A 50-year mortgage does not solve this. It expands the burden by creating the illusion of affordability and traps people in a cycle of debt for life.
Think about retirement.
The average Social Security check is about $1,900 a month. Even if the program still exists in its current form by the time today’s buyers reach retirement age, how will they manage a $2,500 to $3,000 mortgage and still afford food, medicine, and basic living costs?
A 50-year mortgage pushes Black homeowners into a future where retirement is impossible, which is its own form of bondage. Bondage is debt you cannot escape. Bondage is owing a bank money until the day you die.
The data on Black wealth is already alarming. A report from Prosperity Now and the Institute for Policy Studies predicts that by 2053, the median wealth of Black Americans will fall to zero if trends do not change. A 50-year mortgage moves us closer to that outcome.
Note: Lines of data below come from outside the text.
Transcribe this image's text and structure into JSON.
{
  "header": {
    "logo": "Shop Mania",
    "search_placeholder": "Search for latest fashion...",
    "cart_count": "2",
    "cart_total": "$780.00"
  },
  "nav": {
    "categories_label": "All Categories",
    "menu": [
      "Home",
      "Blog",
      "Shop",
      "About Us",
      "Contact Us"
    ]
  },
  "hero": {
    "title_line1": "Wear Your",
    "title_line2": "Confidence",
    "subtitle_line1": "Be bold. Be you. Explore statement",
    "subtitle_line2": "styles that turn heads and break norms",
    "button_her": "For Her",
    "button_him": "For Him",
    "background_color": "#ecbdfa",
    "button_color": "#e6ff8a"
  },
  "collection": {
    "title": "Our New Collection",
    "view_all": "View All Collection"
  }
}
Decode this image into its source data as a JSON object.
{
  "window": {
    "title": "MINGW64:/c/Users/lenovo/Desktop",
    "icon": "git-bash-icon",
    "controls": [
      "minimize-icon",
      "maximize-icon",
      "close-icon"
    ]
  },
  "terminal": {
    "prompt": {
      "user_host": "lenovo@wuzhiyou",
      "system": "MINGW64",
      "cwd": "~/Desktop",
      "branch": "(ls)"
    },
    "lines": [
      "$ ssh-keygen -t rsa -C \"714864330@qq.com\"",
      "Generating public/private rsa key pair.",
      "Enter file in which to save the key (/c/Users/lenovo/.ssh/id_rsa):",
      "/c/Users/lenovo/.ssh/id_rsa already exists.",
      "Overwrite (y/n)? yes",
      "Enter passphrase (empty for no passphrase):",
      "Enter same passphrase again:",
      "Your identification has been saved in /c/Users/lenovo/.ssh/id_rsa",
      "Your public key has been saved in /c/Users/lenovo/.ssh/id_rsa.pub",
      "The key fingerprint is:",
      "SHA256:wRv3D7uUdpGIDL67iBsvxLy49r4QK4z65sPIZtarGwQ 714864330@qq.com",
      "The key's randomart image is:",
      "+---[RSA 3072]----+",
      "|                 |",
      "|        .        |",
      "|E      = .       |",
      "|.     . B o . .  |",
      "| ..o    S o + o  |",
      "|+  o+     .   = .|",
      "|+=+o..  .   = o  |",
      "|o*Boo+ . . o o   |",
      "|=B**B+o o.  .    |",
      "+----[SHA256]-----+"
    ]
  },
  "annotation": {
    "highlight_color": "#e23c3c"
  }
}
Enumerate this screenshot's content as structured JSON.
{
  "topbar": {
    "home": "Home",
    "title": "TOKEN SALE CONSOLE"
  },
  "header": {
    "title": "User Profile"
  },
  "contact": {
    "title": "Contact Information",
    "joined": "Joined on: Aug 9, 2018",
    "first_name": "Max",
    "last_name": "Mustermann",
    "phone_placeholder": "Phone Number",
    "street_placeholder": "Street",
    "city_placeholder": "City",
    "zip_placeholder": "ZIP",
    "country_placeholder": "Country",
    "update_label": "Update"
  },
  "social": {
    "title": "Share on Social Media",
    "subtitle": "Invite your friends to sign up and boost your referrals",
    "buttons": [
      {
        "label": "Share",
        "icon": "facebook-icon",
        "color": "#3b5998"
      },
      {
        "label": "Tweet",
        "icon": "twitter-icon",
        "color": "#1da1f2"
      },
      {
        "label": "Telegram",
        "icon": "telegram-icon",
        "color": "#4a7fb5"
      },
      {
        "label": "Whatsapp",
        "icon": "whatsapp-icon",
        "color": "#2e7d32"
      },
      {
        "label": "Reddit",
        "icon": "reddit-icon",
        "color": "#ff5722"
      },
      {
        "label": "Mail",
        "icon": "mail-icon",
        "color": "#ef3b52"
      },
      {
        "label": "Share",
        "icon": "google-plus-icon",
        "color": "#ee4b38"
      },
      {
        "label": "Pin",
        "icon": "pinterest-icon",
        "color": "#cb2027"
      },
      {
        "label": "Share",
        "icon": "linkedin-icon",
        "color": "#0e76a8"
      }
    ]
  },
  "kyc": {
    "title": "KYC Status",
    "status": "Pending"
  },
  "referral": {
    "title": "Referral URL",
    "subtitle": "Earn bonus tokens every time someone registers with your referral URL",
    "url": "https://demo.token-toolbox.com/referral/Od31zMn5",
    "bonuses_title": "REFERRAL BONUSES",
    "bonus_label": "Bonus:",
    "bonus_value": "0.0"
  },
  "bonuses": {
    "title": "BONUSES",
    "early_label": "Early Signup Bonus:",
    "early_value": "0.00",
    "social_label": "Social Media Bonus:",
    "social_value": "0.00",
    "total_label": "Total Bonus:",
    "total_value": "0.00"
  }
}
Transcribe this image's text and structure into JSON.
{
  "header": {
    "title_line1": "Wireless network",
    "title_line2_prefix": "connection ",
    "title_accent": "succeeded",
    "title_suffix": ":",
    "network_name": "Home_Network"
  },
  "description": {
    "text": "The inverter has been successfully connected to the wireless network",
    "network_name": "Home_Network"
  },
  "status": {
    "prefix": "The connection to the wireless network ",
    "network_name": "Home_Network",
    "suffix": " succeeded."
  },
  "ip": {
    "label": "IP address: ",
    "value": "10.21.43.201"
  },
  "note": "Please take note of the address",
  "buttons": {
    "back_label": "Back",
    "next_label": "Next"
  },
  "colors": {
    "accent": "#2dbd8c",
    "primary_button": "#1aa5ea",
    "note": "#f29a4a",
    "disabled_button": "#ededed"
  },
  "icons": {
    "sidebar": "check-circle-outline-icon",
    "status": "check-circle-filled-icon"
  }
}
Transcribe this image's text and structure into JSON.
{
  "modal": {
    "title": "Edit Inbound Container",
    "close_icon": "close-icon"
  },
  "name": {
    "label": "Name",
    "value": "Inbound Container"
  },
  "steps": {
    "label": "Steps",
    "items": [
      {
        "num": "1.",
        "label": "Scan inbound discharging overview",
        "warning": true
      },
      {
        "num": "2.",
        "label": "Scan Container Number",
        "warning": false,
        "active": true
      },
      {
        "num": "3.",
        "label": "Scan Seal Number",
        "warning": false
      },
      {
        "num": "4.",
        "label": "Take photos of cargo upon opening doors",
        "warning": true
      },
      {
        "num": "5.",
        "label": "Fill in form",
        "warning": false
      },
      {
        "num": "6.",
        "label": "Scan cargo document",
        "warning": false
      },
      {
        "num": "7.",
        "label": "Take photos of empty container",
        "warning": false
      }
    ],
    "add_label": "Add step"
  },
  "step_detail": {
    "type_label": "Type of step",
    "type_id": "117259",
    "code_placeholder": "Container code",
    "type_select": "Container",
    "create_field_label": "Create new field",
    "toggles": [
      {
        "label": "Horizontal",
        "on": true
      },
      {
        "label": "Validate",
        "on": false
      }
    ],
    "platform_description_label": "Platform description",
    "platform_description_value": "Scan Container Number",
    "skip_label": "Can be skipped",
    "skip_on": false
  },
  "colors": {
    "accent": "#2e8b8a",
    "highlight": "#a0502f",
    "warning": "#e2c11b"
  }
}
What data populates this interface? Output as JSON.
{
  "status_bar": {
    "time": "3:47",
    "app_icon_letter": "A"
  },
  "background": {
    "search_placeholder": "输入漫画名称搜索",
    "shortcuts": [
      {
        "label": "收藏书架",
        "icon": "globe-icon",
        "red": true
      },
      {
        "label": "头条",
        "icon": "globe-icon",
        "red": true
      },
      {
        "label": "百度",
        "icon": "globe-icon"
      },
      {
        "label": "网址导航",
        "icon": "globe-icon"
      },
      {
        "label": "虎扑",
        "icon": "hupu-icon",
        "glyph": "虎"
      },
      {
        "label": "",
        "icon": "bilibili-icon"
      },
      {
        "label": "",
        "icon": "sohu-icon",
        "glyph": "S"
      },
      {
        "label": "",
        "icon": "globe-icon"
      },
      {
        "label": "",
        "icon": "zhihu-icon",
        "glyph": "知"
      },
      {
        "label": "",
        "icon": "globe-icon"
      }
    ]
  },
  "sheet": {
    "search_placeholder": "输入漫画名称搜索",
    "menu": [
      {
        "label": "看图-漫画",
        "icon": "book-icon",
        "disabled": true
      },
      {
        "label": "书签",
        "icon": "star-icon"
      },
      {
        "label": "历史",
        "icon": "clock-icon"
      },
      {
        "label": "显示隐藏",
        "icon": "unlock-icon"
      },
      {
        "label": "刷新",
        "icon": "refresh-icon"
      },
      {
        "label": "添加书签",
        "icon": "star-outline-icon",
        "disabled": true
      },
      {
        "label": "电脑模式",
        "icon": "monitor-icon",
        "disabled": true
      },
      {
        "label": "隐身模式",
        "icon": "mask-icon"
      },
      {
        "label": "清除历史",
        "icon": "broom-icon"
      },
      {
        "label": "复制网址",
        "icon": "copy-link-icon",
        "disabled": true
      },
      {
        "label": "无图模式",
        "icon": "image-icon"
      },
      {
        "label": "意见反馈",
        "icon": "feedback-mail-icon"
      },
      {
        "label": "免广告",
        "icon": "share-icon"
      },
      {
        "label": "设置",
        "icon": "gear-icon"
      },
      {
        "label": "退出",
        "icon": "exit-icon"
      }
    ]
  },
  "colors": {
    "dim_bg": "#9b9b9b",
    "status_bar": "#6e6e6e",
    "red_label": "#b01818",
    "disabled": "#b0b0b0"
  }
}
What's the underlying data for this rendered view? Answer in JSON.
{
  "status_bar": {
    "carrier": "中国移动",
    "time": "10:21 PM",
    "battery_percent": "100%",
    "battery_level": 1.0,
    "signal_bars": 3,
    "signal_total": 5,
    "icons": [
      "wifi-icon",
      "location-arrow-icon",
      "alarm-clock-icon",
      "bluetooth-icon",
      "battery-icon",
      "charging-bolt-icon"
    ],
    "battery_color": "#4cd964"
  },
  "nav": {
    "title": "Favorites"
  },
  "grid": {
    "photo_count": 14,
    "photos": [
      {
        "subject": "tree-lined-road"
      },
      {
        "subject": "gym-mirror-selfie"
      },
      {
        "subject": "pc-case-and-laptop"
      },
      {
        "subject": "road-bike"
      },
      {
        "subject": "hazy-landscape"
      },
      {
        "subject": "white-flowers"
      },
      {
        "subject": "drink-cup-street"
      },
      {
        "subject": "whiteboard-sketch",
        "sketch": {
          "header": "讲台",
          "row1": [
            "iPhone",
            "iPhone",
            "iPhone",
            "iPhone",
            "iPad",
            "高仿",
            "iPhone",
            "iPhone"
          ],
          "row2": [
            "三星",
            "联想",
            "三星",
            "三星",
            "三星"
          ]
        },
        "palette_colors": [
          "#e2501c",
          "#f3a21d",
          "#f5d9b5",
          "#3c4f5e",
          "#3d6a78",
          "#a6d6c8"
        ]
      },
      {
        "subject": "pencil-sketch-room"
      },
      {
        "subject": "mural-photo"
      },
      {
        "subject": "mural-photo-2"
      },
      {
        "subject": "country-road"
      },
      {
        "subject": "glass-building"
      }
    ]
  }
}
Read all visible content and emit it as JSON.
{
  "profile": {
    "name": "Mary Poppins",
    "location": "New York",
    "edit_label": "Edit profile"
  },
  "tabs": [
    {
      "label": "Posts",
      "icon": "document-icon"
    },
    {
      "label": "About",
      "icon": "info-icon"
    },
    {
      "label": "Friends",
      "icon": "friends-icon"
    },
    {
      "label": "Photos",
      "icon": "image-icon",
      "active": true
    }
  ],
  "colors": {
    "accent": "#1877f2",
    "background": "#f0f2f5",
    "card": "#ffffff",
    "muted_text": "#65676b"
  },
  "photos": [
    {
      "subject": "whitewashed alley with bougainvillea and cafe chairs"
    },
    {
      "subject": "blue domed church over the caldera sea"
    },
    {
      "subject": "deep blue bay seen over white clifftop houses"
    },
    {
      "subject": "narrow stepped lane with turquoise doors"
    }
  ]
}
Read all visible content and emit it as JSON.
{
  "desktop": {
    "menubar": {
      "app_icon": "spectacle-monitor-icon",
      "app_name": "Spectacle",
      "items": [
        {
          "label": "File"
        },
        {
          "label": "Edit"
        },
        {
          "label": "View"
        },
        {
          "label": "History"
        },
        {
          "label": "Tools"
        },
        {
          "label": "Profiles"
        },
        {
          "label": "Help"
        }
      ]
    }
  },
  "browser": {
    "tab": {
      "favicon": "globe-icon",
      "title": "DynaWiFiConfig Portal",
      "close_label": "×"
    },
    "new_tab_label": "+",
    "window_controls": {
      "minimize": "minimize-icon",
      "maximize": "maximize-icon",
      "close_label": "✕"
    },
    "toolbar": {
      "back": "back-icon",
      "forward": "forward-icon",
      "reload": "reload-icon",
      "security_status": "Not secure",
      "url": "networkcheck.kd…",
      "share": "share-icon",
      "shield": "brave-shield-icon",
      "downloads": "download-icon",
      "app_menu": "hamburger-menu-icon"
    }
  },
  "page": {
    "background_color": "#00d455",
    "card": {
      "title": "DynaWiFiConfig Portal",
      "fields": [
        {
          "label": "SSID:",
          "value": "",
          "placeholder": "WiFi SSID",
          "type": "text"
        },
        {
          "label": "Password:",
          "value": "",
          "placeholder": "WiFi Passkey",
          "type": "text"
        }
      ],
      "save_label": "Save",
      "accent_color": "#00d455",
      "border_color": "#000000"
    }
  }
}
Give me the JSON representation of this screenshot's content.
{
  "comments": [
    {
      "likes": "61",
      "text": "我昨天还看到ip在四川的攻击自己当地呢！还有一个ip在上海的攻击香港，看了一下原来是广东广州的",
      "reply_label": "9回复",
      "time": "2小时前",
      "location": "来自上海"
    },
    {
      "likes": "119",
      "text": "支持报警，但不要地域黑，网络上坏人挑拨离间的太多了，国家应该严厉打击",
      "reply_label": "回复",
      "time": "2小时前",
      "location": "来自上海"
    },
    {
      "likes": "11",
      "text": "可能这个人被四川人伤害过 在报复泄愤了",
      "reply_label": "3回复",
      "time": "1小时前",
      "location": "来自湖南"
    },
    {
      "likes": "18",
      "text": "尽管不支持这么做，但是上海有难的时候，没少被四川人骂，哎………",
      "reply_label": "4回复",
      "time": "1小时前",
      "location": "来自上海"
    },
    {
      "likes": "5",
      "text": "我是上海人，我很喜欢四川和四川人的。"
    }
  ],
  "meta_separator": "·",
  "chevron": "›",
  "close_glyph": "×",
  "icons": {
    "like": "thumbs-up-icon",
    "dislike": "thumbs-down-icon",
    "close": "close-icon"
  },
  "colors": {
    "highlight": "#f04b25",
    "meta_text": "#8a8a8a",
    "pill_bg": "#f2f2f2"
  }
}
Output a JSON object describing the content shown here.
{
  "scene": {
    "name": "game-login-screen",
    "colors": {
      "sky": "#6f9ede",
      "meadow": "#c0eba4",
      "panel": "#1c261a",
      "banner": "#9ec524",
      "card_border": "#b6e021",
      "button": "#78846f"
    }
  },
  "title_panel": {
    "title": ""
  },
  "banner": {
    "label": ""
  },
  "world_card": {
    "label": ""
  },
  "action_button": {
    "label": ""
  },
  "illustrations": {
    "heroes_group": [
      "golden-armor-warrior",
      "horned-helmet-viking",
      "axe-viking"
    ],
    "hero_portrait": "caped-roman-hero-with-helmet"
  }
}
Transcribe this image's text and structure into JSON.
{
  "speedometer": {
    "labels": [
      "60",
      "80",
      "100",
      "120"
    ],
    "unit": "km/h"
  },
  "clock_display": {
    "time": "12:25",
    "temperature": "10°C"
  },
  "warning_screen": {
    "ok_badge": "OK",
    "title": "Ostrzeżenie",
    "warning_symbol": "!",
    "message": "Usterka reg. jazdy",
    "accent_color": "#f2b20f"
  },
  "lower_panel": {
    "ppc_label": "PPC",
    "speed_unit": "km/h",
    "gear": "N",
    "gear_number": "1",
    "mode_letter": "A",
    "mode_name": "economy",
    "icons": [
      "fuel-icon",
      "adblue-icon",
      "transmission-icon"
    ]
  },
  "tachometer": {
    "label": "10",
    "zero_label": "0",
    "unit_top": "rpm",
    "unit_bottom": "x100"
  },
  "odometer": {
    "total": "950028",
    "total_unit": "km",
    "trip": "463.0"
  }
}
The legacy of housing discrimination still shapes today’s wealth divide. What we need is access, not more years added to a loan.
The real solutions are clear:
- Affordable housing construction.
- Lower interest rates.
- Higher wages.
- Down payment assistance.
- Regulation on hedge funds buying entire neighborhoods.
- Stronger consumer protections against products disguised as opportunities.
A 50-year mortgage solves none of this. It solves one thing for banks. Profit.
Family, do not make decisions today that will bankrupt your future. Before you sign a 50-year mortgage, ask yourself:
Will I still be paying this when I am supposed to be retired?
Will this help me build equity or delay it?
Will this protect or drain my family’s wealth?
A mortgage should be a path to ownership.
We cannot build generational wealth on a foundation of generational debt.